With only three days left before the deadline to do so, the Falcons announced that they will place the franchise tag on starting left cornerback Brent Grimes, a Pro-Bowler in 2010, keeping him off the market for at least a year and guaranteeing Grimes a salary of approximately $10 million – virtually a four-fold increase over his $2.61 million salary of last season.
Speaking on the team’s flagship radio station, 790 The Zone, Falcons general manager Thomas Dimitroff disclosed the news and provided updates on negotiations with a number of its other 17 pending free agents. NFL free agency starts on March 13.
“Our feeling is Brent Grimes is an excellent athlete with the ability to move, cover, break on the ball with some of the top corners in the league and we feel comfortable in his abilities,” Dimitroff said. “The way he’s picked up our system, he’s settled in very nicely over the last years since we’ve been here and we just feel, as we all know, you’re always looking for corners who can settle into your system and cover and stay in phase, is what we call it often, and make big plays on the ball.
“And I think that Brent Grimes does that, obviously, against big small, fast or slow receivers in this league, so we’re encouraged about having him back.”
Grimes, who will be 29 this season, was an undrafted player out of Division II Shippensburg (Pa.). He had one interception and 44 tackles in 2011 in 12 games, as teams seemed to throw less in his direction. He sat out four of the last five games and also missed the team’s 24-2 playoff loss to the New York Giants with a knee problem.
He had five interceptions in 2010 and six in 2009. Next season will be his fifth with the team.
According to ProFootballTalk.com, the Falcons’ top 51 players under contracts will total $101.5 million. By having to pay Grimes, upwards of $10 million and with the salary cap expected to be in the range of last year’s of $120 million, the Falcons could have some difficult decisions ahead.
The tag could be a way to jump start negotiations for a long-term deal, which would ease the cap implications for the Falcons while also giving Grimes the benefit of more guaranteed money.
“Well, ideally you’d like to do that,” Dimitroff said. “That’s very, very important, as you can imagine. That number comes off your cap and your cash number the year it’s placed on you and it’s not pro-rated, you can’t spread it over years of the contract, so there’s where the difficulty comes in.
“Most teams would like to move towards securing a long-term deal to spread out the funds. That said, it doesn’t necessarily always happen.”
The team also is reportedly close to re-signing defensive end Kroy Biermann, a starter in 2010 who lost his job to free-agent signing Ray Edwards. If new defensive coordinator Mike Nolan wants to show some 3-4 looks, then Biermann is an ideal candidate, with his speed and smallish size at 260 pounds, to play one of the outside linebacker/rush end spots. Biermann’s contract could be in the range of $3 million per season.
Dimitroff called negotiations with Biermann “very productive.”

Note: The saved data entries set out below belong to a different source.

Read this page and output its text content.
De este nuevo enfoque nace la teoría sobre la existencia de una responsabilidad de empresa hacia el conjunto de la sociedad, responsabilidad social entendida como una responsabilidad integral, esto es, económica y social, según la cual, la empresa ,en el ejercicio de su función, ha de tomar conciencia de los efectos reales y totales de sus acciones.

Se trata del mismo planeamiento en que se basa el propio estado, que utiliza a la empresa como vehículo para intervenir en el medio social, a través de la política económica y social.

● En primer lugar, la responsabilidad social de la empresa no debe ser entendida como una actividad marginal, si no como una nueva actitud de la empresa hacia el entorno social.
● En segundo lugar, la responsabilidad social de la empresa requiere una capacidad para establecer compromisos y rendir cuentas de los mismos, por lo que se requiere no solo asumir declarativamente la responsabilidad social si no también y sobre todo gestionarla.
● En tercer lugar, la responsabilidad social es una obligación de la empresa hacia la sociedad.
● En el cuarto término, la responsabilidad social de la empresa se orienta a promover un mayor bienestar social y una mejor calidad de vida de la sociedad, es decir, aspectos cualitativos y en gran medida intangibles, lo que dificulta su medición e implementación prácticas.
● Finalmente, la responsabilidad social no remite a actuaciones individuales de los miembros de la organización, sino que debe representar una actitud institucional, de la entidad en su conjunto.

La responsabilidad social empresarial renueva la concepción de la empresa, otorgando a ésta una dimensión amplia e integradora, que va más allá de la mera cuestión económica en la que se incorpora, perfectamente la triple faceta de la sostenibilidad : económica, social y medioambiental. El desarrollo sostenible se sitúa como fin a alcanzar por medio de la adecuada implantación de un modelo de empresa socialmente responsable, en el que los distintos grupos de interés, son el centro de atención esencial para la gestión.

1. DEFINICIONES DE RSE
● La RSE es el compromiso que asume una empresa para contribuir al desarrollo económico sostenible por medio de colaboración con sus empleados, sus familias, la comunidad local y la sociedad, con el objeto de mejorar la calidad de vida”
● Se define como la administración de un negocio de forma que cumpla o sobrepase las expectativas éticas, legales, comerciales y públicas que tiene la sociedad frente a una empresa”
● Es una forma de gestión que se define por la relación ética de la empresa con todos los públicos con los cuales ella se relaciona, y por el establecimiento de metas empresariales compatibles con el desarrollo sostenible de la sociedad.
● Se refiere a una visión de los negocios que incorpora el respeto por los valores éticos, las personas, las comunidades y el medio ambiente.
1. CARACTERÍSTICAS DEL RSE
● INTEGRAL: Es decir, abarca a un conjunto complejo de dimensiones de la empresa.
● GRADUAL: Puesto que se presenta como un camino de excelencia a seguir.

All of that complicates negotiations with middle linebacker Curtis Lofton, the team’s leading tackler every season since 2006, and defensive end John Abraham, whose agent has said he expects the player to test the free agent market.
Dimitroff did not report any progress with Lofton, who is 26. There have been reports that the team believes he could be better in pass coverage and last year they drafted middle linebacker Akeem Dent out of Georgia in the third round as a potential successor.

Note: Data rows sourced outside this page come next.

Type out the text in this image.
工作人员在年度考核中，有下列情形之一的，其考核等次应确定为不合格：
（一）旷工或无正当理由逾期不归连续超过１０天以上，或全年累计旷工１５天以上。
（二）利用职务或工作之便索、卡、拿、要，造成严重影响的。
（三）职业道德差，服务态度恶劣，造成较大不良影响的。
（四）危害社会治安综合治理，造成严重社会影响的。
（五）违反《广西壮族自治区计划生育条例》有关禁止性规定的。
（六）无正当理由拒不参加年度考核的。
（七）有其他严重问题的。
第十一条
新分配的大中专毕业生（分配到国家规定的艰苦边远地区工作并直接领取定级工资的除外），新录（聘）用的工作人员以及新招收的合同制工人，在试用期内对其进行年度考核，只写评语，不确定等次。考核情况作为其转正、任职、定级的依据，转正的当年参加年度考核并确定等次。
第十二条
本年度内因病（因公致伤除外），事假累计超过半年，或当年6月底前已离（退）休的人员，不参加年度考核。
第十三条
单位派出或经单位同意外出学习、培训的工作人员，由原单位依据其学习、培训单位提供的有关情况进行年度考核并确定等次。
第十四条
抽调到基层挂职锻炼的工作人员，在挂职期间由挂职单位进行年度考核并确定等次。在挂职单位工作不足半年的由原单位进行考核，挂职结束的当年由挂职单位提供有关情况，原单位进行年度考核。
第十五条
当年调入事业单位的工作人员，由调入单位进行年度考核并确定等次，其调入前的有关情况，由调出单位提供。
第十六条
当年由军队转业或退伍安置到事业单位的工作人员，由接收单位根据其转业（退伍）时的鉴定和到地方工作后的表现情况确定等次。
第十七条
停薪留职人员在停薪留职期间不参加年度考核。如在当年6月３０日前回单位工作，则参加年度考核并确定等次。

“I don’t really know where we’re at with it as this point,” Dimitroff said of negotiations with Lofton.
The radio show played a clip of Abraham, the highly productive pass rusher who will be 34 next season and who battled groin injuries last season, saying he would like to be paid $12 million – a number the Falcons almost certainly cannot afford. Dimitroff would not get into specific numbers and only would say that it’s “human nature” to be paid as much as possible.

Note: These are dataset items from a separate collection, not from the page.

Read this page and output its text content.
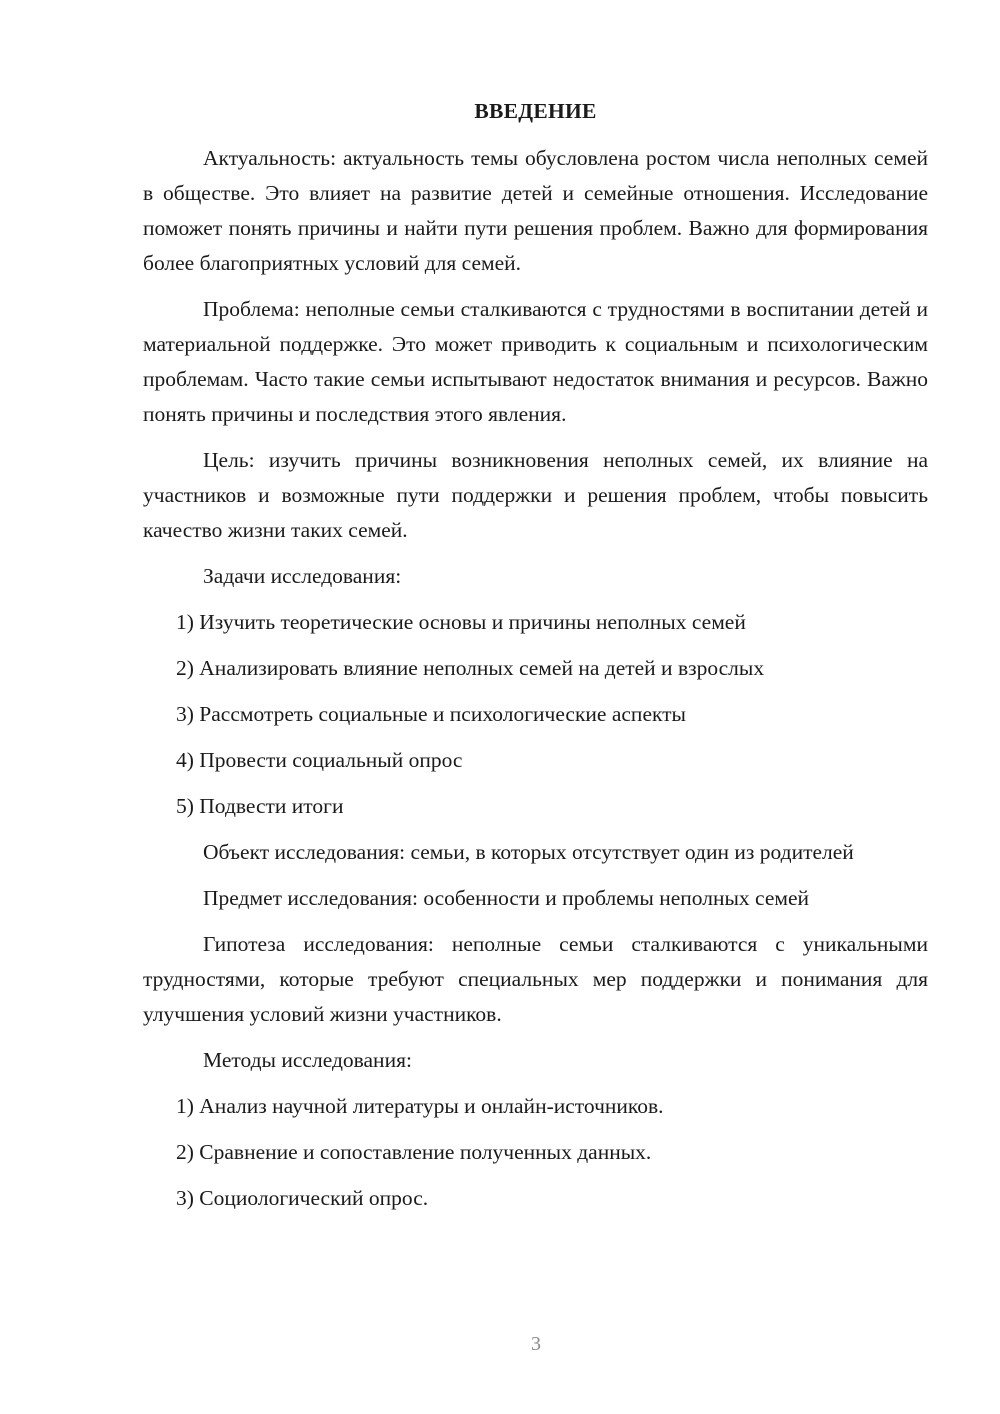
ВВЕДЕНИЕ
Актуальность: актуальность темы обусловлена ростом числа неполных семей в обществе. Это влияет на развитие детей и семейные отношения. Исследование поможет понять причины и найти пути решения проблем. Важно для формирования более благоприятных условий для семей.
Проблема: неполные семьи сталкиваются с трудностями в воспитании детей и материальной поддержке. Это может приводить к социальным и психологическим проблемам. Часто такие семьи испытывают недостаток внимания и ресурсов. Важно понять причины и последствия этого явления.
Цель: изучить причины возникновения неполных семей, их влияние на участников и возможные пути поддержки и решения проблем, чтобы повысить качество жизни таких семей.
Задачи исследования:
1) Изучить теоретические основы и причины неполных семей
2) Анализировать влияние неполных семей на детей и взрослых
3) Рассмотреть социальные и психологические аспекты
4) Провести социальный опрос
5) Подвести итоги
Объект исследования: семьи, в которых отсутствует один из родителей
Предмет исследования: особенности и проблемы неполных семей
Гипотеза исследования: неполные семьи сталкиваются с уникальными трудностями, которые требуют специальных мер поддержки и понимания для улучшения условий жизни участников.
Методы исследования:
1) Анализ научной литературы и онлайн-источников.
2) Сравнение и сопоставление полученных данных.
3) Социологический опрос.
3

Curiously, when asked about reports that Pittsburgh is expected to cut wide receiver Hines Ward, the Georgia native and former Bulldog standout, Dimitroff said on a hypothetical basis that it would be “interesting to target” a player like Ward but that the player would still have to be productive on the field.
Dimitroff said the team has not had negotiations with quarterback Matt Ryan, who remains under contract for this season.